|Topic Review (Newest First)|
|08-26-2009 08:35 PM|
Thanks for the advice folks.
Now that i got the okay for using furniture foam I emailed a guy who's boat I raced on this summer. He is a second generation owner of a furniture factory. He quoted me a little over $100 for two pieces of foam cut to fit. I will try to use some fleece drawstring sleeping bags to act as covering. If it works out I will be in a cushiony fleece forepeak for less than $150, which is very price appropriate for the boat. If not I will sew up some covers this winter.
|08-26-2009 01:22 PM|
|Stiche||Any standard foam will work fine in the interior. You only need closed cell foam where it will be exposed. Just keep moisture out when you're not on board. An inexpensive moisture evaporator will take care of that. I recently had all cushions on my boat replaced by foamorder DOT com. Did a great job on them. I used 4" Duraflex D44 (medium-firm) for seat bottoms, 3" for seat backs. Whether you use them or not, they've got some good information on options and what to choose. Just go through the process of ordering a custom foam cushion and it asks you all sorts of questions.|
|08-24-2009 06:18 PM|
night - that's a good idea on the sofa thing. They make this foam adhesive that I used on ours and it worked really well. You could piece together what you need from various cushions to get the right shape.

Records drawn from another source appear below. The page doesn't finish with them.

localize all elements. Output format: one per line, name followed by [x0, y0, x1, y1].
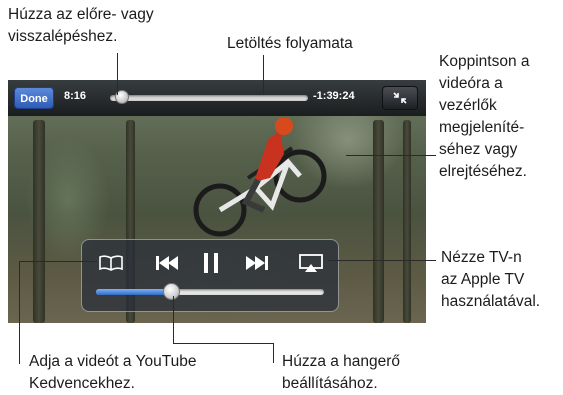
tap-video-callout-line-6: elrejtéséhez.: [439, 163, 527, 180]
top-control-bar: Done 8:16 -1:39:24: [8, 80, 426, 116]
collapse-icon: [393, 92, 407, 104]
volume-callout: Húzza a hangerő beállításához.: [282, 351, 400, 395]
tap-video-callout: Koppintson a videóra a vezérlők megjelen…: [439, 51, 530, 183]
tap-video-callout-line-5: séhez vagy: [439, 141, 518, 158]
tap-video-callout-line-3: vezérlők: [439, 97, 497, 114]
scale-button[interactable]: [382, 86, 418, 110]
airplay-button[interactable]: [296, 250, 326, 276]
time-elapsed: 8:16: [64, 90, 87, 102]
mountain-biker: [193, 118, 327, 237]
scrub-callout: Húzza az előre- vagy visszalépéshez.: [8, 4, 154, 48]
done-button[interactable]: Done: [14, 87, 54, 109]
scrub-callout-line-1: Húzza az előre- vagy: [8, 6, 154, 23]
tree-trunk: [403, 120, 411, 323]
book-icon: [99, 255, 123, 271]
pause-button[interactable]: [196, 250, 226, 276]
favorites-callout-line-2: Kedvencekhez.: [29, 375, 135, 392]
download-callout: Letöltés folyamata: [227, 35, 353, 52]
pause-icon: [204, 253, 218, 273]
next-track-icon: [246, 256, 268, 270]
tv-out-callout-line-2: az Apple TV: [441, 271, 525, 288]
tv-out-callout-line-3: használatával.: [441, 293, 541, 310]
volume-leader-vertical: [173, 296, 174, 343]
volume-callout-line-2: beállításához.: [282, 375, 378, 392]
volume-thumb[interactable]: [163, 283, 181, 300]
scrubber-bar[interactable]: [110, 95, 308, 101]
favorites-leader-vertical: [19, 261, 20, 364]
tap-video-callout-line-2: videóra a: [439, 75, 503, 92]
favorites-callout: Adja a videót a YouTube Kedvencekhez.: [29, 351, 196, 395]
favorites-leader-horizontal: [19, 261, 97, 262]
volume-leader-horizontal: [173, 343, 273, 344]
tap-video-callout-line-1: Koppintson a: [439, 53, 530, 70]
tap-video-leader-line: [346, 155, 436, 156]
volume-leader-down: [273, 343, 274, 363]
volume-slider[interactable]: [96, 289, 324, 295]
tree-trunk: [373, 120, 384, 323]
tv-out-callout-line-1: Nézze TV-n: [441, 249, 522, 266]
tap-video-callout-line-4: megjeleníté-: [439, 119, 525, 136]
previous-button[interactable]: [152, 250, 182, 276]
scrub-leader-line: [117, 53, 118, 95]
download-leader-line: [263, 55, 264, 95]
tv-out-leader-line: [328, 260, 436, 261]
tv-out-callout: Nézze TV-n az Apple TV használatával.: [441, 247, 540, 313]
video-player[interactable]: Done 8:16 -1:39:24: [8, 80, 426, 323]
bookmark-button[interactable]: [96, 250, 126, 276]
tree-trunk: [33, 120, 45, 323]
airplay-icon: [299, 254, 323, 272]
time-remaining: -1:39:24: [313, 90, 355, 102]
next-button[interactable]: [242, 250, 272, 276]
scrub-callout-line-2: visszalépéshez.: [8, 28, 118, 45]
playback-controls: [81, 239, 339, 312]
favorites-callout-line-1: Adja a videót a YouTube: [29, 353, 197, 370]
previous-track-icon: [156, 256, 178, 270]
volume-callout-line-1: Húzza a hangerő: [282, 353, 401, 370]
volume-fill: [96, 289, 172, 295]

Or, you could just put the whole damn sofa down below and make your salon look like your old dorm room.
|08-24-2009 06:12 PM|
new cushions are an expensive proposition "any way you cut it"
I spent a LOT recovering mine professionally, but used the same foam. Here's an idea: find some cheap used sofas in good condition with 3 or 4 inch foam and recut the foam pieces to the size you need using an electric carving knife. Then do the recover yourself if you can. DO NOT buy a cotton material for the boat. It will absorb odors. Polyester, nylon and synthetic or combo materials are best.
|08-24-2009 05:41 PM|
If you get a closed cell foam the cushions will not absorb water. They can also be used as impromptu flotation devices.

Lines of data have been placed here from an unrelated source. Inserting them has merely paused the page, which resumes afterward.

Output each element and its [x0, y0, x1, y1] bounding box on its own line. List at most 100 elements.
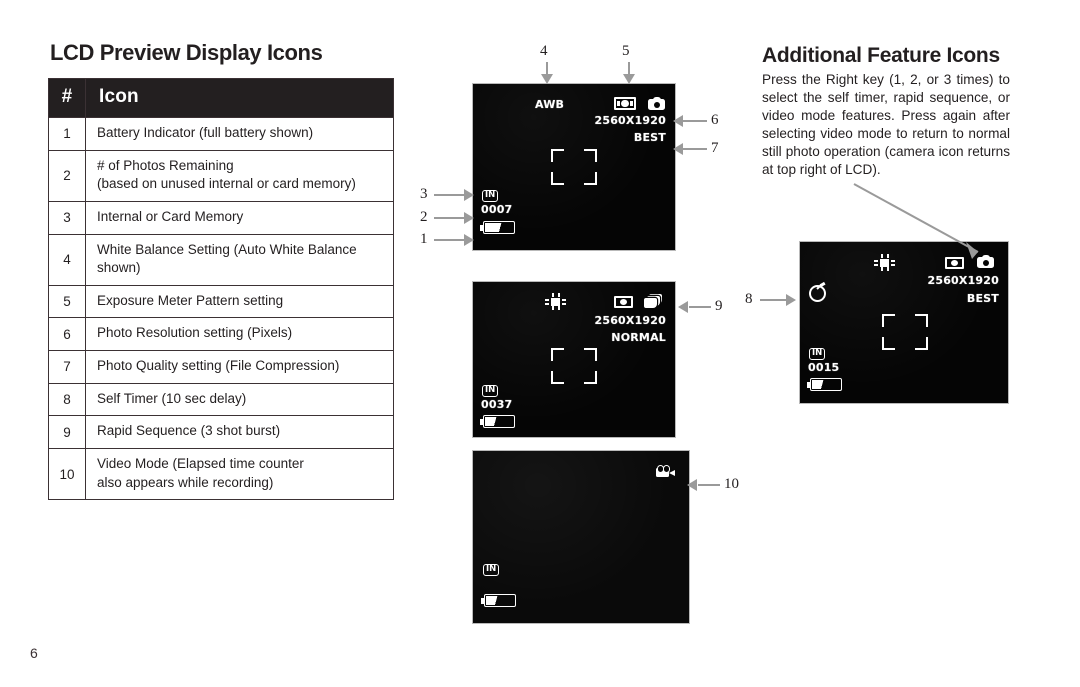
memory-indicator-label: IN	[482, 190, 499, 203]
row-description: Rapid Sequence (3 shot burst)	[85, 415, 394, 449]
page-title: LCD Preview Display Icons	[50, 40, 323, 65]
video-mode-lcd-preview: IN	[473, 451, 689, 623]
row-description-line1: Rapid Sequence (3 shot burst)	[97, 423, 281, 439]
table-row: 9 Rapid Sequence (3 shot burst)	[48, 415, 394, 449]
video-camera-icon	[656, 465, 675, 478]
row-number: 4	[48, 233, 86, 286]
memory-indicator-icon: IN	[809, 342, 826, 361]
callout-arrow-2	[464, 212, 474, 224]
callout-label-1: 1	[420, 231, 428, 247]
row-number: 5	[48, 284, 86, 319]
callout-arrow-10	[687, 479, 697, 491]
row-number: 2	[48, 149, 86, 202]
lcd-icon-table: # Icon 1 Battery Indicator (full battery…	[48, 78, 394, 501]
memory-indicator-icon: IN	[483, 558, 500, 577]
memory-indicator-label: IN	[483, 564, 500, 577]
row-description: Exposure Meter Pattern setting	[85, 284, 394, 319]
row-description-line2: also appears while recording)	[97, 474, 274, 490]
row-description-line1: Self Timer (10 sec delay)	[97, 390, 247, 406]
table-body: 1 Battery Indicator (full battery shown)…	[48, 117, 394, 501]
row-description: Self Timer (10 sec delay)	[85, 382, 394, 417]
callout-line-7	[681, 148, 707, 150]
row-description-line1: Video Mode (Elapsed time counter	[97, 455, 304, 471]
row-number: 8	[48, 382, 86, 417]
row-number: 10	[48, 447, 86, 501]
table-row: 10 Video Mode (Elapsed time counter also…	[48, 447, 394, 501]
row-number: 3	[48, 200, 86, 235]
memory-indicator-icon: IN	[482, 184, 499, 203]
photos-remaining-label: 0015	[808, 361, 840, 374]
callout-label-9: 9	[715, 298, 723, 314]
resolution-label: 2560X1920	[594, 114, 666, 127]
row-number: 9	[48, 415, 86, 449]
row-number: 7	[48, 350, 86, 384]
resolution-label: 2560X1920	[927, 274, 999, 287]
row-description-line1: Photo Quality setting (File Compression)	[97, 358, 340, 373]
callout-line-2	[434, 217, 466, 219]
row-description-line1: White Balance Setting (Auto White Balanc…	[97, 241, 357, 276]
spot-meter-icon	[614, 296, 633, 308]
callout-line-3	[434, 194, 466, 196]
callout-label-3: 3	[420, 186, 428, 202]
row-description: # of Photos Remaining (based on unused i…	[85, 149, 394, 202]
table-header: # Icon	[48, 78, 394, 118]
memory-indicator-icon: IN	[482, 379, 499, 398]
row-description-line1: Photo Resolution setting (Pixels)	[97, 325, 293, 341]
callout-arrow-5	[623, 74, 635, 84]
additional-feature-section: Additional Feature Icons Press the Right…	[762, 44, 1010, 179]
callout-line-6	[681, 120, 707, 122]
row-description: Internal or Card Memory	[85, 200, 394, 235]
callout-arrow-6	[673, 115, 683, 127]
callout-arrow-4	[541, 74, 553, 84]
column-header-icon: Icon	[85, 78, 394, 118]
still-photo-lcd-preview: AWB 2560X1920 BEST IN 0007	[473, 84, 675, 250]
callout-label-10: 10	[724, 476, 739, 492]
quality-label: BEST	[633, 131, 666, 144]
battery-indicator-icon	[480, 415, 515, 428]
photos-remaining-label: 0037	[481, 398, 513, 411]
white-balance-label: AWB	[535, 98, 565, 111]
callout-label-2: 2	[420, 209, 428, 225]
quality-label: NORMAL	[611, 331, 666, 344]
battery-indicator-icon	[480, 221, 515, 234]
daylight-sun-icon	[545, 293, 566, 310]
row-description: Battery Indicator (full battery shown)	[85, 117, 394, 151]
feature-section-body: Press the Right key (1, 2, or 3 times) t…	[762, 72, 1010, 178]
resolution-label: 2560X1920	[594, 314, 666, 327]
lcd-icons-section: LCD Preview Display Icons # Icon 1 Batte…	[48, 40, 394, 501]
photos-remaining-label: 0007	[481, 203, 513, 216]
callout-line-9	[689, 306, 711, 308]
self-timer-clock-icon	[809, 281, 826, 302]
callout-line-8	[760, 299, 788, 301]
memory-indicator-label: IN	[809, 348, 826, 361]
row-number: 1	[48, 117, 86, 151]
callout-arrow-9	[678, 301, 688, 313]
table-row: 1 Battery Indicator (full battery shown)	[48, 117, 394, 151]
callout-line-10	[698, 484, 720, 486]
callout-label-4: 4	[540, 43, 548, 59]
row-description: Video Mode (Elapsed time counter also ap…	[85, 447, 394, 501]
column-header-number: #	[48, 78, 86, 118]
callout-arrow-camera-icon	[853, 183, 979, 259]
callout-label-7: 7	[711, 140, 719, 156]
row-description-line1: Battery Indicator (full battery shown)	[97, 125, 314, 140]
callout-label-5: 5	[622, 43, 630, 59]
row-number: 6	[48, 317, 86, 351]
callout-arrow-7	[673, 143, 683, 155]
rapid-sequence-burst-icon	[644, 294, 662, 308]
row-description: White Balance Setting (Auto White Balanc…	[85, 233, 394, 286]
focus-frame-icon	[551, 149, 597, 185]
table-header-row: # Icon	[48, 78, 394, 118]
row-description: Photo Resolution setting (Pixels)	[85, 317, 394, 351]
table-row: 4 White Balance Setting (Auto White Bala…	[48, 233, 394, 286]
row-description-line1: Internal or Card Memory	[97, 208, 244, 224]
focus-frame-icon	[882, 314, 928, 350]
callout-label-6: 6	[711, 112, 719, 128]
callout-line-1	[434, 239, 466, 241]
still-camera-icon	[648, 97, 665, 110]
callout-label-8: 8	[745, 291, 753, 307]
memory-indicator-label: IN	[482, 385, 499, 398]
row-description-line2: (based on unused internal or card memory…	[97, 176, 356, 192]
table-row: 3 Internal or Card Memory	[48, 200, 394, 235]
callout-arrow-8	[786, 294, 796, 306]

Google FloTex Foam for a supplier. Do not know the cost in the US but it varied hugely in the UK.
|08-24-2009 05:05 PM|
jep - I just went through this whole ordeal for our C27 a few months ago. I made all new interior cushions from scratch - using 4" medium density upholstery foam (1034 was the number I think). So far they're holding up great. You just have to keep them dry from what I understand.
If I had it to do over, I would probably just order them from Catalina - or from a real sailboat upholstery shop that has the templates. I priced, through local upholstery shops, just covering the foam I'd already purchased and cut - and it was going to be several hundred more than what I could have bought the cushions for finished and ready from Catalina. The foam and labor prices will blow you away.
So, in the end, I probably saved 5 or 6 hundred bucks...but man was it a lot of work!
PS - Casio is right about the higher density being better and more expensive.
|08-24-2009 04:47 PM|
Originally Posted by jephotog View Post
|08-24-2009 04:04 PM|
Which foam for interior cushions?
My boat came without any cushions. While I know sail-rite can provide me with the proper type of foam, it would brake the budget, and actually double the cost of the boat, its a Potter 14. I have found a number of foam for furniture suppliers locally, is there a foam that would be okay in a marine environment? The foam can be dried out every night in the house if need be.